> En quoi ont consisté vos derniers travaux ?Nous étudions un type de cellules de défense de l’organisme, les lymphocytes T CD 8, aussi appelés cellules tueuses. Nous savions déjà qu’elles peuvent détruire directement des cellules cancéreuses ou infectées par des agents pathogènes tels que des bactéries. Nous venons de découvrir que ces cellules tueuses acquièrent une « mémoire » lorsqu’elles sont sensibilisées lors d’une vaccination contre une bactérie pathogène. Fait nouveau, cette « mémoire » leur permet de mieux protéger l’organisme contre d’autres infections survenant ultérieurement, même si la deuxième bactérie est différente de la première. Ceci grâce à la production d’une molécule appelée chimiokine, qui va alerter d’autres globules blancs, de l’immunité innée, capables de détruire les microbes. La réaction immunitaire à cette nouvelle infection devient alors 10 000 fois plus efficace que la première !

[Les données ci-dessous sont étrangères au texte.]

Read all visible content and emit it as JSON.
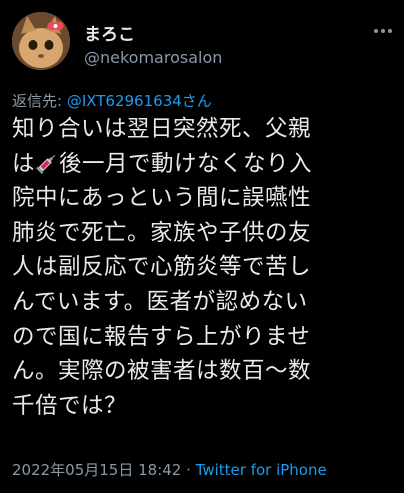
{
  "author": {
    "display_name": "まろこ",
    "handle": "@nekomarosalon",
    "avatar_icon": "cat-avatar-icon"
  },
  "reply": {
    "prefix": "返信先: ",
    "mention": "@IXT62961634さん"
  },
  "body": {
    "lines": [
      "知り合いは翌日突然死、父親",
      "後一月で動けなくなり入",
      "院中にあっという間に誤嚥性",
      "肺炎で死亡。家族や子供の友",
      "人は副反応で心筋炎等で苦し",
      "んでいます。医者が認めない",
      "ので国に報告すら上がりませ",
      "ん。実際の被害者は数百〜数",
      "千倍では？"
    ],
    "line2_prefix": "は",
    "line2_emoji": "syringe-icon"
  },
  "meta": {
    "timestamp": "2022年05月15日 18:42",
    "separator": " · ",
    "source": "Twitter for iPhone"
  },
  "colors": {
    "background": "#000000",
    "text": "#e7e9ea",
    "secondary": "#8b98a5",
    "accent": "#1d9bf0"
  }
}
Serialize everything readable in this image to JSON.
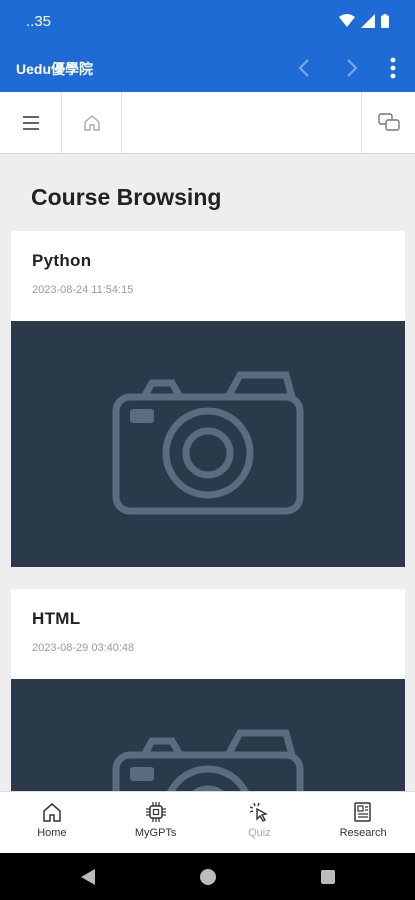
{
  "status_bar": {
    "time": "..35"
  },
  "app_bar": {
    "title": "Uedu優學院",
    "icons": [
      "chevron-left-icon",
      "chevron-right-icon",
      "more-vert-icon"
    ]
  },
  "toolbar": {
    "icons": [
      "menu-icon",
      "home-icon",
      "chat-icon"
    ]
  },
  "page_title": "Course Browsing",
  "courses": [
    {
      "title": "Python",
      "date": "2023-08-24 11:54:15",
      "image": "camera-placeholder"
    },
    {
      "title": "HTML",
      "date": "2023-08-29 03:40:48",
      "image": "camera-placeholder"
    }
  ],
  "bottom_nav": {
    "items": [
      {
        "label": "Home",
        "icon": "home-icon"
      },
      {
        "label": "MyGPTs",
        "icon": "chip-icon"
      },
      {
        "label": "Quiz",
        "icon": "click-icon"
      },
      {
        "label": "Research",
        "icon": "document-icon"
      }
    ]
  },
  "colors": {
    "primary": "#1e6bd6",
    "image_bg": "#2b3a4b",
    "placeholder_icon": "#5a6d80"
  }
}
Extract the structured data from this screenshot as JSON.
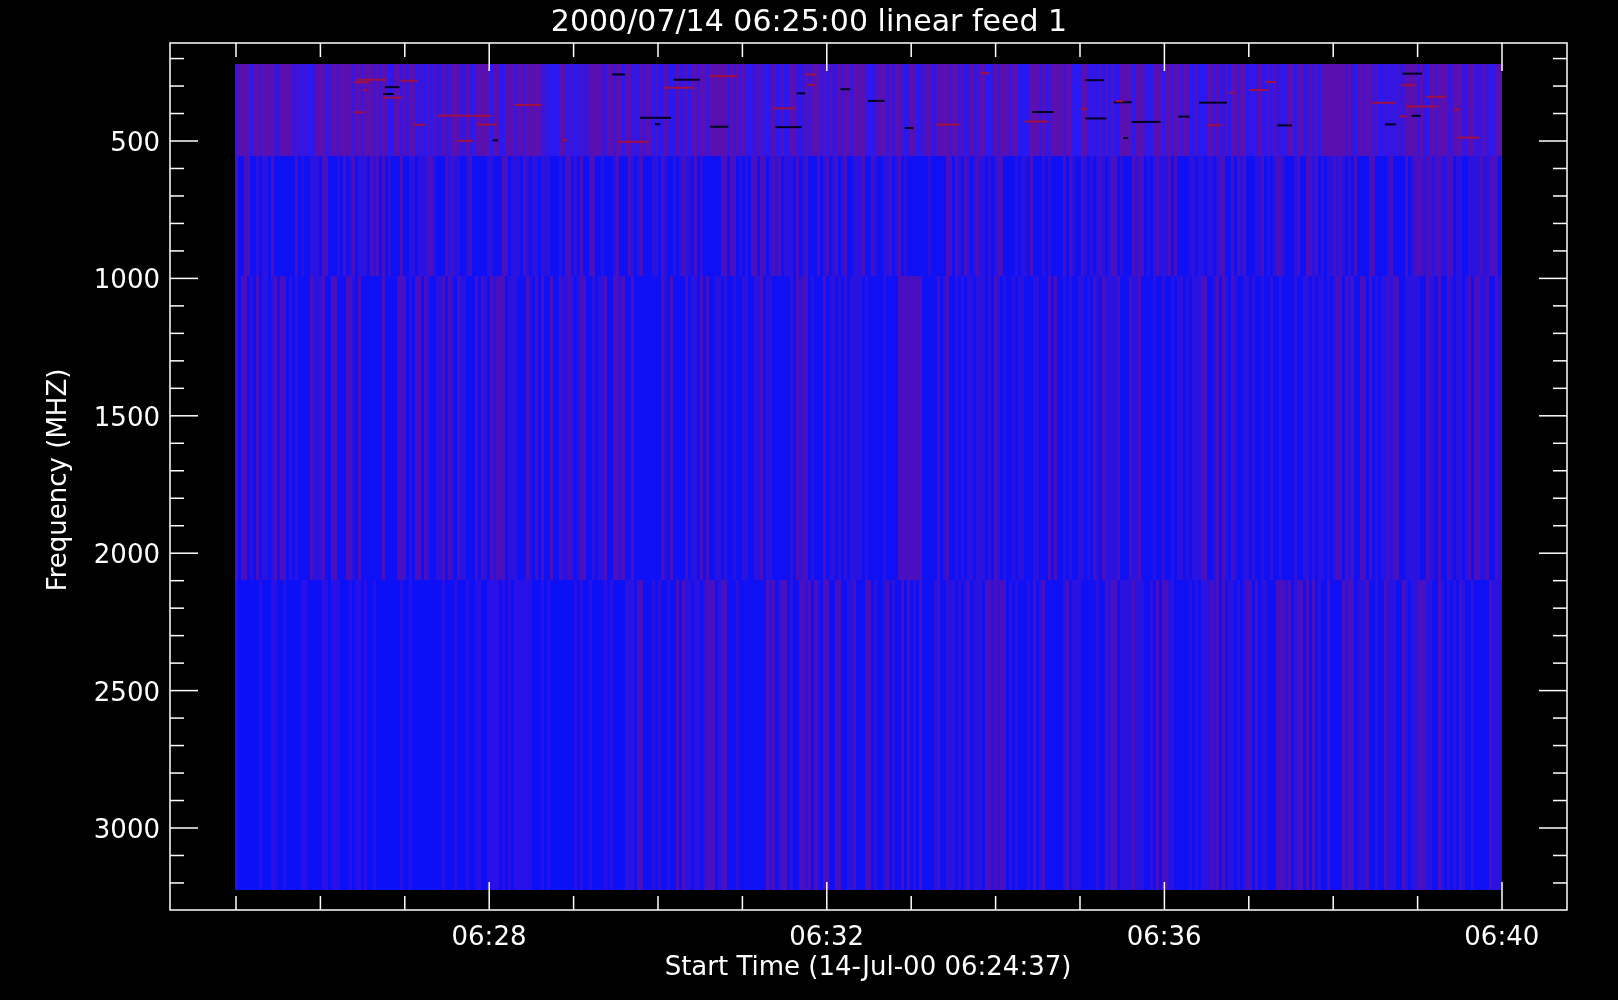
{
  "title": "2000/07/14 06:25:00 linear feed 1",
  "y_axis": {
    "label": "Frequency (MHZ)",
    "ticks": [
      "500",
      "1000",
      "1500",
      "2000",
      "2500",
      "3000"
    ]
  },
  "x_axis": {
    "label": "Start Time (14-Jul-00 06:24:37)",
    "ticks": [
      "06:28",
      "06:32",
      "06:36",
      "06:40"
    ]
  }
}
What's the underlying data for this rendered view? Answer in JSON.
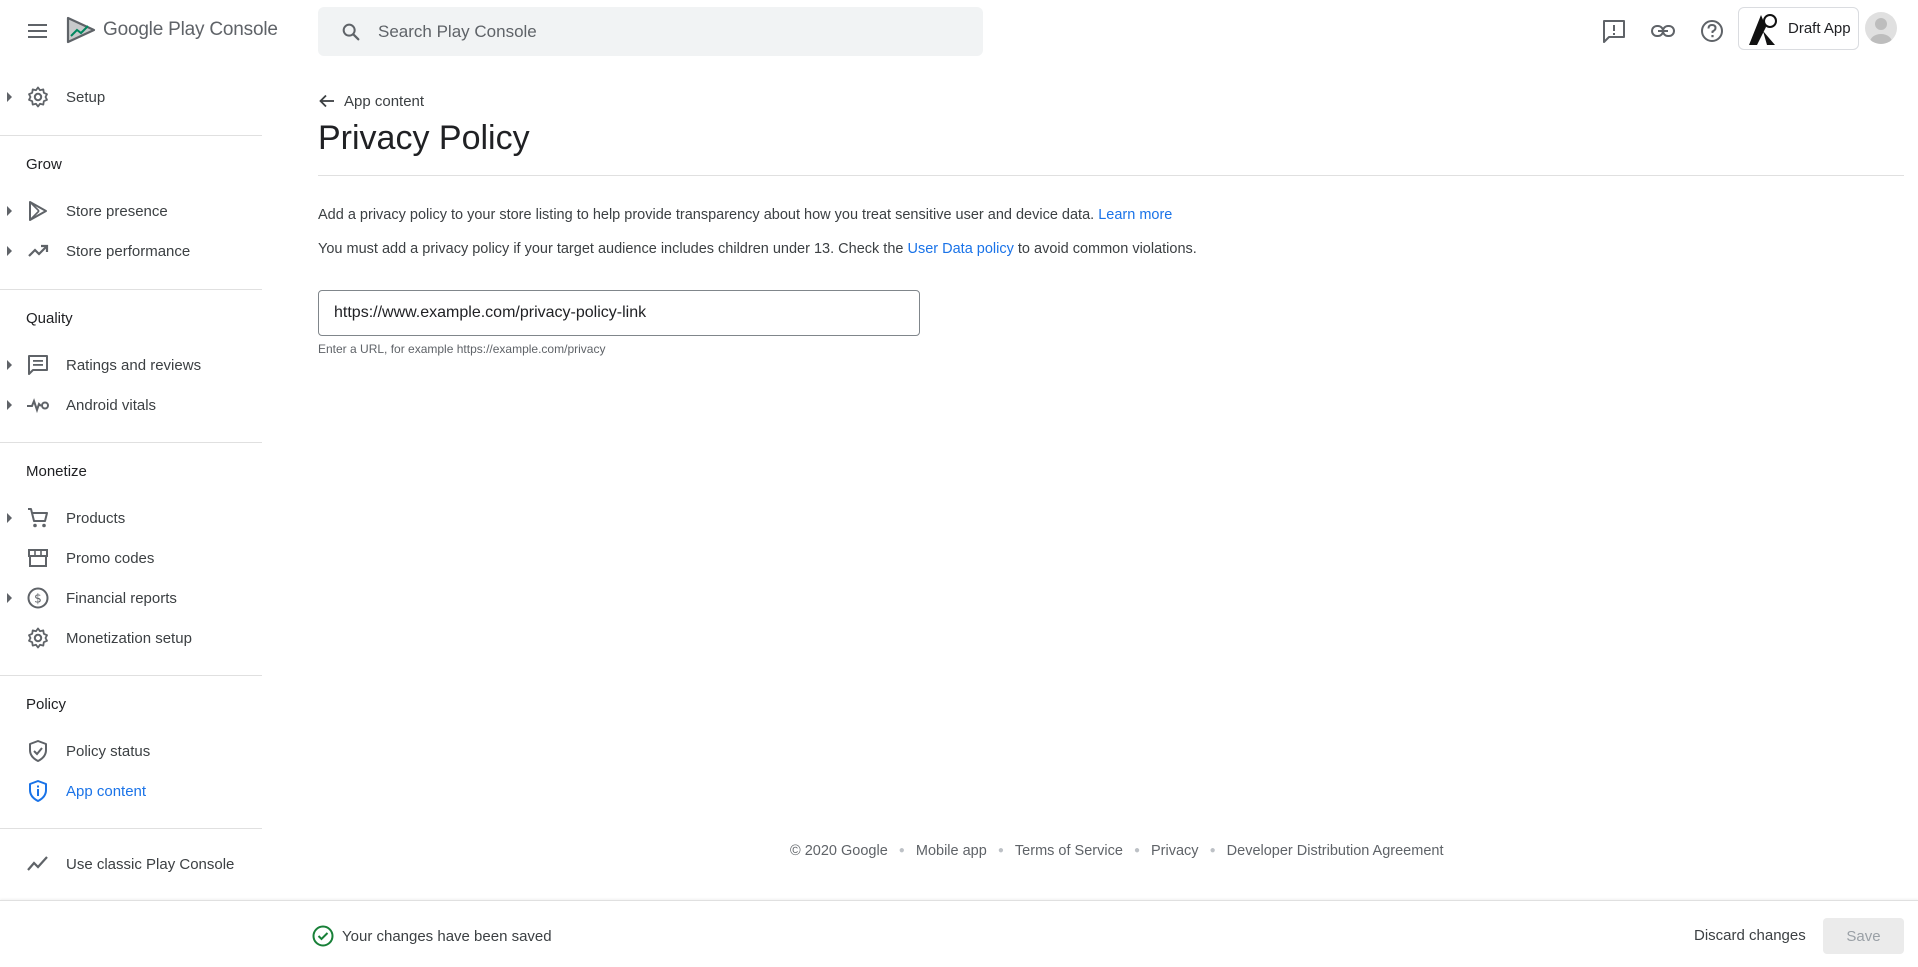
{
  "app": {
    "brand_google": "Google Play",
    "brand_console": "Console"
  },
  "search": {
    "placeholder": "Search Play Console"
  },
  "header": {
    "app_name": "Draft App"
  },
  "sidebar": {
    "items": [
      {
        "label": "Setup",
        "icon": "gear-icon",
        "expandable": true
      },
      {
        "section": "Grow"
      },
      {
        "label": "Store presence",
        "icon": "play-icon",
        "expandable": true
      },
      {
        "label": "Store performance",
        "icon": "trending-up-icon",
        "expandable": true
      },
      {
        "section": "Quality"
      },
      {
        "label": "Ratings and reviews",
        "icon": "reviews-icon",
        "expandable": true
      },
      {
        "label": "Android vitals",
        "icon": "vitals-icon",
        "expandable": true
      },
      {
        "section": "Monetize"
      },
      {
        "label": "Products",
        "icon": "cart-icon",
        "expandable": true
      },
      {
        "label": "Promo codes",
        "icon": "store-icon",
        "expandable": false
      },
      {
        "label": "Financial reports",
        "icon": "dollar-icon",
        "expandable": true
      },
      {
        "label": "Monetization setup",
        "icon": "gear-icon",
        "expandable": false
      },
      {
        "section": "Policy"
      },
      {
        "label": "Policy status",
        "icon": "shield-check-icon",
        "expandable": false
      },
      {
        "label": "App content",
        "icon": "shield-info-icon",
        "expandable": false,
        "active": true
      },
      {
        "label": "Use classic Play Console",
        "icon": "trending-icon",
        "expandable": false
      }
    ],
    "sections": {
      "grow": "Grow",
      "quality": "Quality",
      "monetize": "Monetize",
      "policy": "Policy"
    },
    "labels": {
      "setup": "Setup",
      "store_presence": "Store presence",
      "store_performance": "Store performance",
      "ratings": "Ratings and reviews",
      "vitals": "Android vitals",
      "products": "Products",
      "promo": "Promo codes",
      "financial": "Financial reports",
      "monetization_setup": "Monetization setup",
      "policy_status": "Policy status",
      "app_content": "App content",
      "classic": "Use classic Play Console"
    }
  },
  "main": {
    "back_label": "App content",
    "title": "Privacy Policy",
    "para1_text": "Add a privacy policy to your store listing to help provide transparency about how you treat sensitive user and device data.",
    "para1_link": "Learn more",
    "para2_before": "You must add a privacy policy if your target audience includes children under 13. Check the",
    "para2_link": "User Data policy",
    "para2_after": "to avoid common violations.",
    "url_value": "https://www.example.com/privacy-policy-link",
    "url_hint": "Enter a URL, for example https://example.com/privacy"
  },
  "footer": {
    "copyright": "© 2020 Google",
    "links": [
      "Mobile app",
      "Terms of Service",
      "Privacy",
      "Developer Distribution Agreement"
    ]
  },
  "bottombar": {
    "status": "Your changes have been saved",
    "discard_label": "Discard changes",
    "save_label": "Save"
  },
  "colors": {
    "accent": "#1a73e8",
    "success": "#188038",
    "text": "#202124",
    "muted": "#5f6368"
  }
}
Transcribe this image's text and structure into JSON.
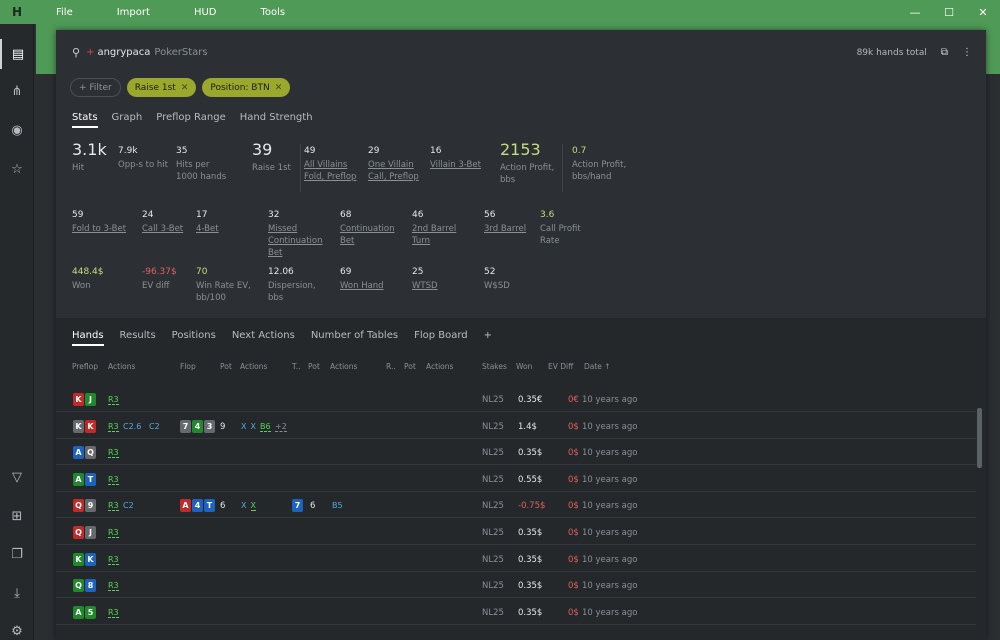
{
  "titlebar": {
    "logo": "H",
    "menu": [
      "File",
      "Import",
      "HUD",
      "Tools"
    ],
    "controls": [
      "—",
      "☐",
      "✕"
    ]
  },
  "sidebar": {
    "top_icons": [
      "report-icon",
      "share-icon",
      "broadcast-icon",
      "star-list-icon"
    ],
    "bottom_icons": [
      "filter-icon",
      "layout-icon",
      "windows-icon",
      "download-icon",
      "settings-icon"
    ]
  },
  "header": {
    "plus": "+",
    "username": "angrypaca",
    "site": "PokerStars",
    "total": "89k hands total"
  },
  "filters": {
    "add_label": "Filter",
    "chips": [
      "Raise 1st",
      "Position: BTN"
    ]
  },
  "stat_tabs": [
    "Stats",
    "Graph",
    "Preflop Range",
    "Hand Strength"
  ],
  "stats_row1": [
    {
      "value": "3.1k",
      "label": "Hit",
      "big": true
    },
    {
      "value": "7.9k",
      "label": "Opp-s to hit"
    },
    {
      "value": "35",
      "label": "Hits per 1000 hands"
    },
    {
      "value": "39",
      "label": "Raise 1st",
      "big": true
    },
    {
      "value": "49",
      "label": "All Villains Fold, Preflop",
      "link": true
    },
    {
      "value": "29",
      "label": "One Villain Call, Preflop",
      "link": true
    },
    {
      "value": "16",
      "label": "Villain 3-Bet",
      "link": true
    },
    {
      "value": "2153",
      "label": "Action Profit, bbs",
      "big": true,
      "color": "green"
    },
    {
      "value": "0.7",
      "label": "Action Profit, bbs/hand",
      "color": "green"
    }
  ],
  "stats_row2": [
    {
      "value": "59",
      "label": "Fold to 3-Bet",
      "link": true
    },
    {
      "value": "24",
      "label": "Call 3-Bet",
      "link": true
    },
    {
      "value": "17",
      "label": "4-Bet",
      "link": true
    },
    {
      "value": "32",
      "label": "Missed Continuation Bet",
      "link": true
    },
    {
      "value": "68",
      "label": "Continuation Bet",
      "link": true
    },
    {
      "value": "46",
      "label": "2nd Barrel Turn",
      "link": true
    },
    {
      "value": "56",
      "label": "3rd Barrel",
      "link": true
    },
    {
      "value": "3.6",
      "label": "Call Profit Rate",
      "color": "green"
    }
  ],
  "stats_row3": [
    {
      "value": "448.4$",
      "label": "Won",
      "color": "green"
    },
    {
      "value": "-96.37$",
      "label": "EV diff",
      "color": "red"
    },
    {
      "value": "70",
      "label": "Win Rate EV, bb/100",
      "color": "green"
    },
    {
      "value": "12.06",
      "label": "Dispersion, bbs"
    },
    {
      "value": "69",
      "label": "Won Hand",
      "link": true
    },
    {
      "value": "25",
      "label": "WTSD",
      "link": true
    },
    {
      "value": "52",
      "label": "W$SD"
    }
  ],
  "hand_tabs": [
    "Hands",
    "Results",
    "Positions",
    "Next Actions",
    "Number of Tables",
    "Flop Board",
    "+"
  ],
  "columns": [
    "Preflop",
    "Actions",
    "Flop",
    "Pot",
    "Actions",
    "T..",
    "Pot",
    "Actions",
    "R..",
    "Pot",
    "Actions",
    "Stakes",
    "Won",
    "EV Diff",
    "Date ↑"
  ],
  "rows": [
    {
      "pre": [
        [
          "K",
          "r"
        ],
        [
          "J",
          "g"
        ]
      ],
      "pre_act": [
        [
          "R3",
          "green"
        ]
      ],
      "stakes": "NL25",
      "won": "0.35€",
      "evd": "0€",
      "date": "10 years ago"
    },
    {
      "pre": [
        [
          "K",
          "k"
        ],
        [
          "K",
          "r"
        ]
      ],
      "pre_act": [
        [
          "R3",
          "green"
        ],
        [
          "C2.6",
          "blue"
        ],
        [
          "C2",
          "blue"
        ]
      ],
      "flop": [
        [
          "7",
          "k"
        ],
        [
          "4",
          "g"
        ],
        [
          "3",
          "k"
        ]
      ],
      "flop_pot": "9",
      "flop_act": [
        [
          "X",
          "blue"
        ],
        [
          "X",
          "blue"
        ],
        [
          "B6",
          "green"
        ],
        [
          "+2",
          "grey"
        ]
      ],
      "stakes": "NL25",
      "won": "1.4$",
      "evd": "0$",
      "date": "10 years ago"
    },
    {
      "pre": [
        [
          "A",
          "b"
        ],
        [
          "Q",
          "k"
        ]
      ],
      "pre_act": [
        [
          "R3",
          "green"
        ]
      ],
      "stakes": "NL25",
      "won": "0.35$",
      "evd": "0$",
      "date": "10 years ago"
    },
    {
      "pre": [
        [
          "A",
          "g"
        ],
        [
          "T",
          "b"
        ]
      ],
      "pre_act": [
        [
          "R3",
          "green"
        ]
      ],
      "stakes": "NL25",
      "won": "0.55$",
      "evd": "0$",
      "date": "10 years ago"
    },
    {
      "pre": [
        [
          "Q",
          "r"
        ],
        [
          "9",
          "k"
        ]
      ],
      "pre_act": [
        [
          "R3",
          "green"
        ],
        [
          "C2",
          "blue"
        ]
      ],
      "flop": [
        [
          "A",
          "r"
        ],
        [
          "4",
          "b"
        ],
        [
          "T",
          "b"
        ]
      ],
      "flop_pot": "6",
      "flop_act": [
        [
          "X",
          "blue"
        ],
        [
          "X",
          "green"
        ]
      ],
      "turn": [
        [
          "7",
          "b"
        ]
      ],
      "turn_pot": "6",
      "turn_act": [
        [
          "B5",
          "blue"
        ]
      ],
      "stakes": "NL25",
      "won": "-0.75$",
      "won_neg": true,
      "evd": "0$",
      "date": "10 years ago"
    },
    {
      "pre": [
        [
          "Q",
          "r"
        ],
        [
          "J",
          "k"
        ]
      ],
      "pre_act": [
        [
          "R3",
          "green"
        ]
      ],
      "stakes": "NL25",
      "won": "0.35$",
      "evd": "0$",
      "date": "10 years ago"
    },
    {
      "pre": [
        [
          "K",
          "g"
        ],
        [
          "K",
          "b"
        ]
      ],
      "pre_act": [
        [
          "R3",
          "green"
        ]
      ],
      "stakes": "NL25",
      "won": "0.35$",
      "evd": "0$",
      "date": "10 years ago"
    },
    {
      "pre": [
        [
          "Q",
          "g"
        ],
        [
          "8",
          "b"
        ]
      ],
      "pre_act": [
        [
          "R3",
          "green"
        ]
      ],
      "stakes": "NL25",
      "won": "0.35$",
      "evd": "0$",
      "date": "10 years ago"
    },
    {
      "pre": [
        [
          "A",
          "g"
        ],
        [
          "5",
          "g"
        ]
      ],
      "pre_act": [
        [
          "R3",
          "green"
        ]
      ],
      "stakes": "NL25",
      "won": "0.35$",
      "evd": "0$",
      "date": "10 years ago"
    }
  ]
}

> Cette découverte pourrait-elle bénéficier à certains patients ? Dans l’année qui vient, nous allons tenter de valider un procédé de vaccination thérapeutique grâce à cette technique. Elle pourrait s’avérer très utile pour lutter contre certaines bactéries comme le staphylocoque doré qui fait des ravages dans les hôpitaux :
– chez les patients fragilisés par un traitement anticancéreux, par exemple,
– et contre lequel les antibiotiques sont de plus en plus impuissants… ■
Source :
The Journal of Experimental Medicine, septembre 2007.